Que prévoit la loi guinéenne en la matière ?

Détenir quelqu’un, il faut un titre de détention, un mandat de dépôt qui est un acte pris par le juge d’instruction et qui autorise le régisseur de la Maison centrale à recevoir et à maintenir quelqu’un en détention. « Et ce titre est valable dans un délai bien déterminé. C’est pourquoi en matière délictuel, la durée du titre est de quatre mois. Passé ce délai, il doit être renouvelé. Et son renouvellement doit être motivé », précise notre interlocuteur.

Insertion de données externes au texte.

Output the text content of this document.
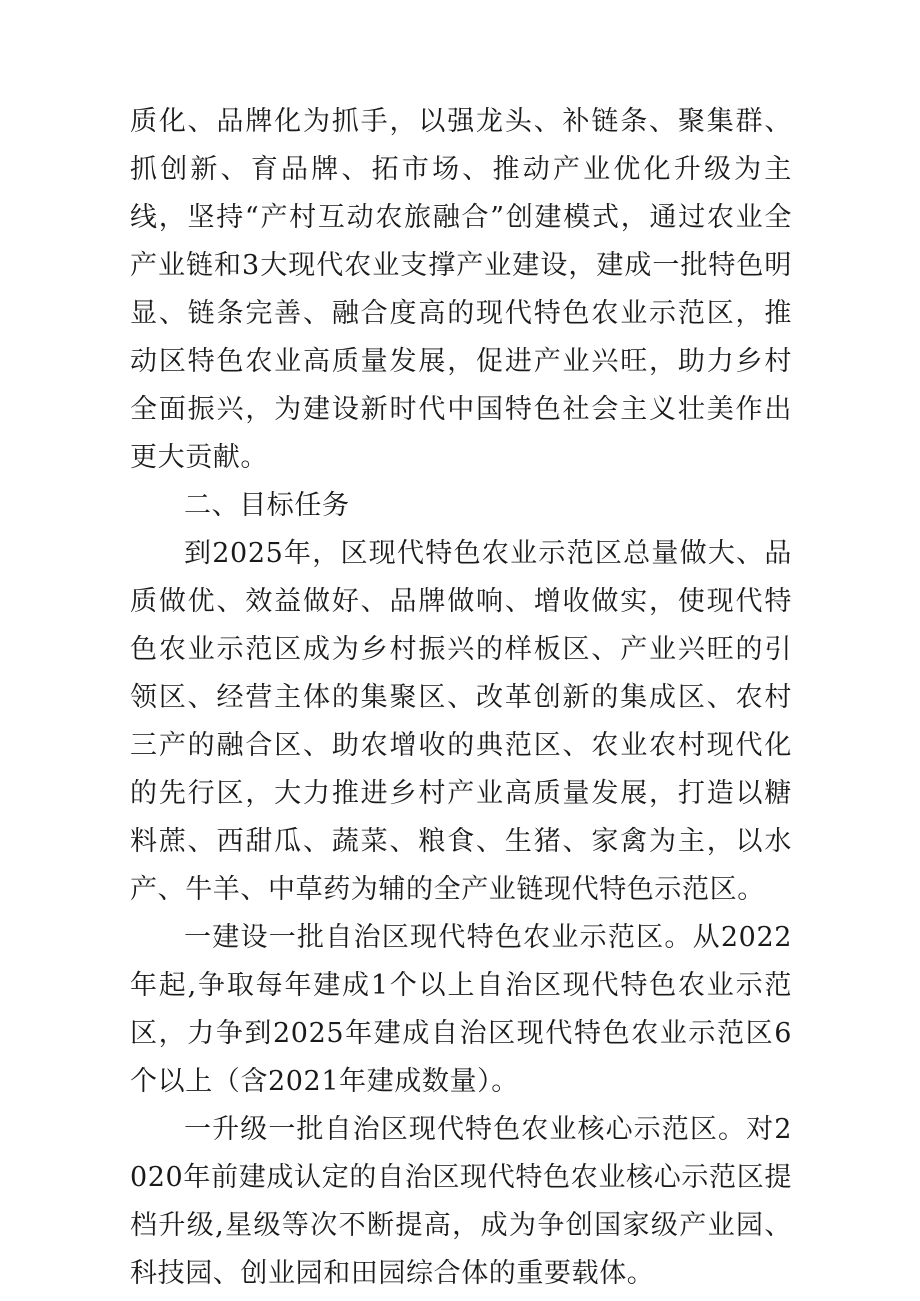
质化、品牌化为抓手，以强龙头、补链条、聚集群、抓创新、育品牌、拓市场、推动产业优化升级为主线，坚持“产村互动农旅融合”创建模式，通过农业全产业链和3大现代农业支撑产业建设，建成一批特色明显、链条完善、融合度高的现代特色农业示范区，推动区特色农业高质量发展，促进产业兴旺，助力乡村全面振兴，为建设新时代中国特色社会主义壮美作出更大贡献。

二、目标任务

到2025年，区现代特色农业示范区总量做大、品质做优、效益做好、品牌做响、增收做实，使现代特色农业示范区成为乡村振兴的样板区、产业兴旺的引领区、经营主体的集聚区、改革创新的集成区、农村三产的融合区、助农增收的典范区、农业农村现代化的先行区，大力推进乡村产业高质量发展，打造以糖料蔗、西甜瓜、蔬菜、粮食、生猪、家禽为主，以水产、牛羊、中草药为辅的全产业链现代特色示范区。

一建设一批自治区现代特色农业示范区。从2022年起,争取每年建成1个以上自治区现代特色农业示范区，力争到2025年建成自治区现代特色农业示范区6个以上（含2021年建成数量）。

一升级一批自治区现代特色农业核心示范区。对2020年前建成认定的自治区现代特色农业核心示范区提档升级,星级等次不断提高，成为争创国家级产业园、科技园、创业园和田园综合体的重要载体。
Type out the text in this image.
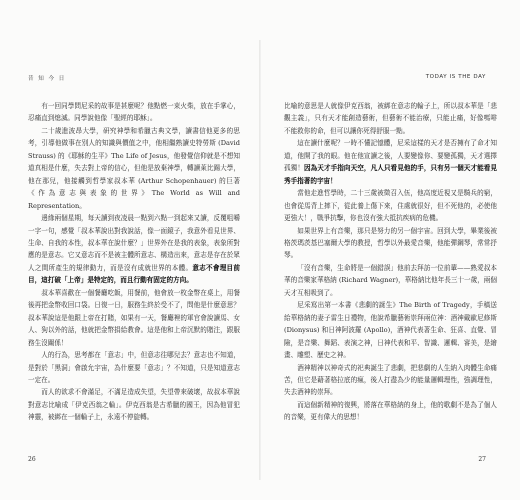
昔 知 今 日

有一回同學問尼采的故事是甚麼呢？他點燃一束火柴，放在手掌心，忍痛直到熄滅。同學說他像「聖經的耶穌」。

二十歲進波昂大學，研究神學和希臘古典文學，讀書信他更多的思考，引導他做事在別人的知識與價值之中，他相繼熟讀史特勞斯 (David Strauss) 的《耶穌的生平》The Life of Jesus，他發覺信仰就是不想知道真相是什麼，失去對上帝的信心，但他是放棄神學，轉讀萊比錫大學，他在那兒，他接觸到哲學家叔本華 (Arthur Schopenhauer) 的巨著《作為意志與表象的世界》The World as Will and Representation。

邊緣兩個星期，每天讀到夜凌晨一點到六點一到起來又讀，反覆咀嚼一字一句，感覺「叔本華說出對我說話，像一面鏡子，我意外看見世界、生命、自我的本性，叔本華在說什麼？」世界外在是我的表象，表象所對應的是意志。它又意志而不是被主體所意志、構造出來，意志是存在於眾人之間所產生的規律動力，而是沒有成就世界的本體。意志不會理目前目，這打破「上帝」是特定的，而且行動有固定的方向。

叔本華喜歡在一個餐廳吃飯，用餐前，他會放一枚金幣在桌上，用餐後再把金幣收回口袋。日復一日，服務生終於受不了，問他是什麼意思？叔本華說這是他跟上帝在打賭，如果有一天，餐廳裡的軍官會說讀馬、女人、狗以外的話，他就把金幣捐給教會。這是他和上帝沉默的賭注，跟服務生沒關係！

人的行為，思考都在「意志」中，但意志往哪兒去？意志也不知道，是對於「黑洞」會啟允宇宙，為什麼要「意志」？不知道，只是知道意志一定在。

而人的欲求不會滿足，不滿足造成失望，失望帶來破壞，故叔本華說對意志比喻成「伊克西翁之輪」。伊克西翁是古希臘的國王，因為他冒犯神靈，被綁在一個輪子上，永遠不停旋轉。

26
TODAY IS THE DAY

比喻的意思是人就像伊克西翁，被綁在意志的輪子上，所以叔本華是「悲觀主義」，只有天才能創造藝術，但藝術不能治療，只能止痛，好像嗎啡不能救你的命，但可以讓你死得舒服一點。

這在讀什麼呢？一時不懂記憶體，尼采這樣的天才是否擁有了命才知道，他開了我的眼。他在他宣讀之後，人要變像你、要變孤獨，天才選擇孤獨！因為天才手指向天空，凡人只看見他的手，只有另一個天才能看見秀手指著的宇宙！

當他走進哲學時，二十三歲被徵召入伍，他高度近視又是騎兵的窮，也會從馬背上摔下，從此養上傷下來，住處就很好，但不死他的，必使他更強大！，戰爭抗擊，你也沒有強大抵抗疾病的危機。

如果世界上有音樂，那只是努力的另一個宇宙。回到大學，畢業後被格茨瑪茨基巴塞爾大學的教授，哲學以外最愛音樂，他能彈鋼琴，常常抒琴。

「沒有音樂，生命將是一個錯誤」他前去拜訪一位前輩——熟愛叔本華的音樂家華格納 (Richard Wagner)，華格納比他年長三十一歲，兩個天才互相吸到了。

尼采寫出第一本書《悲劇的誕生》The Birth of Tragedy，手稿送給華格納的妻子雷生日禮物，他說希臘藝術崇拜兩位神：酒神戴歐尼修斯 (Dionysus) 和日神阿波羅 (Apollo)，酒神代表著生命、狂喜、直覺、冒險，是音樂、舞蹈、表演之神，日神代表和平、智識、邏輯、審美，是繪畫、雕塑、歷史之神。

酒神精神以神奇式的祀典誕生了悲劇，把悲劇的人生納入肉體生命痛苦，但它是藉著格拉底的瘋，後人打盡為少的能量邏輯理性，強調理性，失去酒神的崇拜。

而這個新精神的復興，將落在華格納的身上，他的歌劇不是為了個人的音樂，更有偉大的思想！

27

D’après lui, il faudrait dans ce cas dire pourquoi le détenu est resté en prison pendant quatre mois et pourquoi on n’a pas été capable de le juger. « La loi donne encore un autre délai de quatre mois. En tout état de cause, au-delà de huit mois, une personne poursuivie pour une infraction délictuelle doit pouvoir être jugée. Au-delà de cela, la personne est détenue de façon illégale », détaille Me Loua qui ajoute qu’en matière criminelle « la loi autorise le juge à détenir quelqu’un en détention pendant six mois, le temps de conduire l’instruction préparatoire et de procéder à son jugement. Si au terme des six mois, la justice n’a pas été capable de le juger, il faut que le juge d’instruction rende une ordonnance motivée, sur réquisition également motivée du procureur de la république pour pouvoir renouveler le titre de détention qu’on appelle également mandat de dépôt. Donc, on renouvelle encore pour six autres mois et la personne qui est poursuivie, au-delà de douze mois, si elle n’est pas jugée et continue à rester en détention, sa détention est illégale et viole gravement la loi ».

Me Foromo Frédéric Loua

A la question de savoir s'il y a des éléments fondamentaux sur lesquels l'on peut se baser pour parler de détention provisoire, Me Foromo Frédéric Loua énumère certains. « Il faut d’abord que la personne fasse l’objet de poursuites pénales, c’est-à-dire que la personne soit soupçonnée d'avoir commis une infraction à la loi, un comportement antisocial. Quand c’est le cas, la personne est interpellée par les services de police judiciaires qui procèdent à l’enquête préliminaire qui dure 48 heures ; au-delà desquelles, la personne est conduite devant le procureur de la République qui a trois options », dit-il. 

Ces options sont :

  • Soit le procureur prend le cas en flagrant délit (lorsque c’est une infraction délictuelle qui est commise) ; en pareille situation, il a l’autorisation de délivrer un mandat de dépôt et la personne est conduite en prison et est jugée dans les jours qui suivent ;
  • Soit il décide de saisir un juge d’instruction. Et là, on ouvre l’instruction préparatoire. Et le juge, c’est lui qui est chargé de la gestion des mandats. Il peut, soit placer la personne en détention provisoire lorsqu’il estime que cette personne doit pouvoir aller en prison avant même le jugement (c’est pourquoi Me Loua estime que la détention préventive viole le droit à la liberté parce qu’elle permet au juge de renvoyer quelqu’un en prison avant même qu’elle ne soit reconnue coupable). « Quelquefois, la personne peut être jugée et reconnue non coupable. Pendant ce temps, on aurait violé ses droits car il a déjà été en prison » souligne l’avocat. D’autres fois, le juge d’instruction peut décider que la personne ne doit pas aller en prison, il la place alors sous contrôle judiciaire, c’est-à-dire il restreint un peu sa liberté, en l’obligeant à venir régulièrement dans le bureau du juge pour signer un document. Mais si la personne viole cette restriction, le juge peut convertir le contrôle judiciaire en détention provisoire. 
  • Soit il décide de laisser la personne en liberté pendant qu’il conduit l’instruction préparatoire. Et après il rend une ordonnance de renvoi s’il estime que les faits relevés contre la personne sont suffisamment graves pour justifier son jugement, il prend une ordonnance de renvoi devant le tribunal correctionnel. Toutefois, s’il estime qu’aucune infraction n’a été commise, il rend une ordonnance de non-lieu et la personne est définitivement libre.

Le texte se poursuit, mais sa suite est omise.